IRS Tentacles Reach Overseas
If you have any money stashed in an overseas account, the IRS wants to know about it.
The U.S. is launching a stiff crackdown on Americans who shield income from the tax man in foreign accounts. The new campaign could net tens of thousands of tax evaders, according to a report in the Wall Street Journal ($) Monday.
Taxpayers with $10,000 or more in offshore accounts at any point during the year will be required to file a tax form called the Foreign Bank Account Report, or FBAR. People who owe back taxes can expect some tough penalties. And for those who fail to file the form altogether, the penalties will be much greater.

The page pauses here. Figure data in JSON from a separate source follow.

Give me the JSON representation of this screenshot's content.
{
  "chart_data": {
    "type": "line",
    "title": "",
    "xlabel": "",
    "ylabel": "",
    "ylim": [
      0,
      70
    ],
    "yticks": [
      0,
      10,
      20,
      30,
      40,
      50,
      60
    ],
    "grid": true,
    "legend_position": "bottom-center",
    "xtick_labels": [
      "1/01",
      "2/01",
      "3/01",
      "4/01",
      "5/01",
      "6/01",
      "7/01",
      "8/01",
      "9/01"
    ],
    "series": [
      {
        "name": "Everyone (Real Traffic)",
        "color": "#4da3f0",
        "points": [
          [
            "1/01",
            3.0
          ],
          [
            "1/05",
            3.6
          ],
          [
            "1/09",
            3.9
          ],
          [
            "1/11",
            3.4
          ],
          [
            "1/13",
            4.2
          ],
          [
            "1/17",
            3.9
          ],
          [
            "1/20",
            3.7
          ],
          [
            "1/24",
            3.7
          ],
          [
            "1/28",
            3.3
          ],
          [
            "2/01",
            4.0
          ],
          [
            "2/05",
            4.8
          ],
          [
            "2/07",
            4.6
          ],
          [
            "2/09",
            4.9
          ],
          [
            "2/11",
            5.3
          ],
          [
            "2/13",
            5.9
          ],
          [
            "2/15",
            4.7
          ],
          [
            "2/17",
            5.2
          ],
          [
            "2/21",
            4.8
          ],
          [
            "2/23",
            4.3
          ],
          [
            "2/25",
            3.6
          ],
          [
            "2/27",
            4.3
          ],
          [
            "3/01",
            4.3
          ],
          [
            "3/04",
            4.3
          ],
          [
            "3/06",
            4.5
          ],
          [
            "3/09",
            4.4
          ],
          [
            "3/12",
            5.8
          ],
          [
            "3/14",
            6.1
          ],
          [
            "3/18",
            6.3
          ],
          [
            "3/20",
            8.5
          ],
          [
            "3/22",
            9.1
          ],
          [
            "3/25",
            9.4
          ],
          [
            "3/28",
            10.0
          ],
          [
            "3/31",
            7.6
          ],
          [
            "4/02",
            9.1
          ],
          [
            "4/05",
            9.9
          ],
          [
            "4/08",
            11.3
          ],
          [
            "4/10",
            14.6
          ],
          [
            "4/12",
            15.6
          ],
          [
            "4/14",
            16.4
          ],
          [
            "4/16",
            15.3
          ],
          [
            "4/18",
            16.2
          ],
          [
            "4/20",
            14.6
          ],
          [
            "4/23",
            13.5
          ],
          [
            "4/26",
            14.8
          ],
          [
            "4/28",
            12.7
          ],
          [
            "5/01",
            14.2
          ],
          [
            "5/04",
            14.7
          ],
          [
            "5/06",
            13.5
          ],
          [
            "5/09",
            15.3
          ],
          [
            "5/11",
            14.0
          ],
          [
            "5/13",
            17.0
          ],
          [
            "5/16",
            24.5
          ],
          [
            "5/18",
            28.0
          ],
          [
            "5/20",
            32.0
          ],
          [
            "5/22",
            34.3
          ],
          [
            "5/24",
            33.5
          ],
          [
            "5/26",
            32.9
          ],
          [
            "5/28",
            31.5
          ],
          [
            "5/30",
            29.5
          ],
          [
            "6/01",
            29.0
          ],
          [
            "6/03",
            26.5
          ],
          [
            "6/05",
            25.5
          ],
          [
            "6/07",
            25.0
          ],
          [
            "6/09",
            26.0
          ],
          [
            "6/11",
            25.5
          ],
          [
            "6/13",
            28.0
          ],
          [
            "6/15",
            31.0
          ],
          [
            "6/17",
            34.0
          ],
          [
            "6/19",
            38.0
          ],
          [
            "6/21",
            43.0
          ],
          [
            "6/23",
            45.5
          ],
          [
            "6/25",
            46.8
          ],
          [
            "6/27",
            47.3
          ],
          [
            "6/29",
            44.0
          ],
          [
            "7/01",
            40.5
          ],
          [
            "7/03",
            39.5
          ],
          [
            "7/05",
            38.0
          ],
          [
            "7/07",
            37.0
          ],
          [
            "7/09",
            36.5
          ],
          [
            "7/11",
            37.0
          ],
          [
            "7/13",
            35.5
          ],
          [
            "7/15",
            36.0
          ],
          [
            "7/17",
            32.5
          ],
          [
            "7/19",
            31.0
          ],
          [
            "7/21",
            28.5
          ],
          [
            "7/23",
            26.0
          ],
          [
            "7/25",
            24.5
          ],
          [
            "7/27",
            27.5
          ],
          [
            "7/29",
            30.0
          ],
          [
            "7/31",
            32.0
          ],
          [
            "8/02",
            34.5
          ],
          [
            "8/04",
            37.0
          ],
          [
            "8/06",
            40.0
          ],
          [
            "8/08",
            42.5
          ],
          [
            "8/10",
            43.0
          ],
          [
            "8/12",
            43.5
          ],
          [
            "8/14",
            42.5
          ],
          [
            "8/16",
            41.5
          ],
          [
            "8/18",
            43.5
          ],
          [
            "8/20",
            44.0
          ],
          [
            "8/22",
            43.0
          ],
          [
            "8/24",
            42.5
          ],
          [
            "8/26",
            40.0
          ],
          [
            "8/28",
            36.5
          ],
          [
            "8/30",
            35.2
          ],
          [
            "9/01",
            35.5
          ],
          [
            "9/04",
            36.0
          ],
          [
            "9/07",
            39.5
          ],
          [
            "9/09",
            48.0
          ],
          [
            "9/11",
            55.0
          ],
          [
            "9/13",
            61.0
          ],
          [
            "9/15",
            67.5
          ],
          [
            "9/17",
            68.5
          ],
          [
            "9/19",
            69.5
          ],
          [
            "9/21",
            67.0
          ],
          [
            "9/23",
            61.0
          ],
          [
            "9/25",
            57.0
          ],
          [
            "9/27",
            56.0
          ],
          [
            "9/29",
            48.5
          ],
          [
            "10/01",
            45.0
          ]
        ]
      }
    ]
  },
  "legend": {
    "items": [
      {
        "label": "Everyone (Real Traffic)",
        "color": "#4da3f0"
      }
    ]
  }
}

The IRS has set a Sept. 23 deadline for voluntary disclosure of offshore accounts, a program announced in the spring. People who inadvertently failed to disclose foreign income, however minimal, could be slapped with a $10,000-a-year penalty.
Those who knowingly evaded paying taxes could pay $100,000 a year, or half of the offshore account's value ? whichever is higher.
The incentive for coming forward? People who disclose their accounts voluntarily before the deadline won't face criminal prosecution.
There were 386,000 FBAR forms filed last year but that number is expected to dramatically increase this year, according to the report. Tax lawyers and accountants are swamped by requests for help from those afraid of getting caught.
Not only does the IRS want its money, it also wants to know who else is involved in setting up Americans with offshore accounts in the first place. Those who come forward will face questions about how they're money ended up overseas.
The IRS will separate the voluntary filers into two groups, according to the report. One will be Americans who haven't been paying taxes at all on foreign income. The other will be those who have been paying taxes, but not filling out an FBAR form.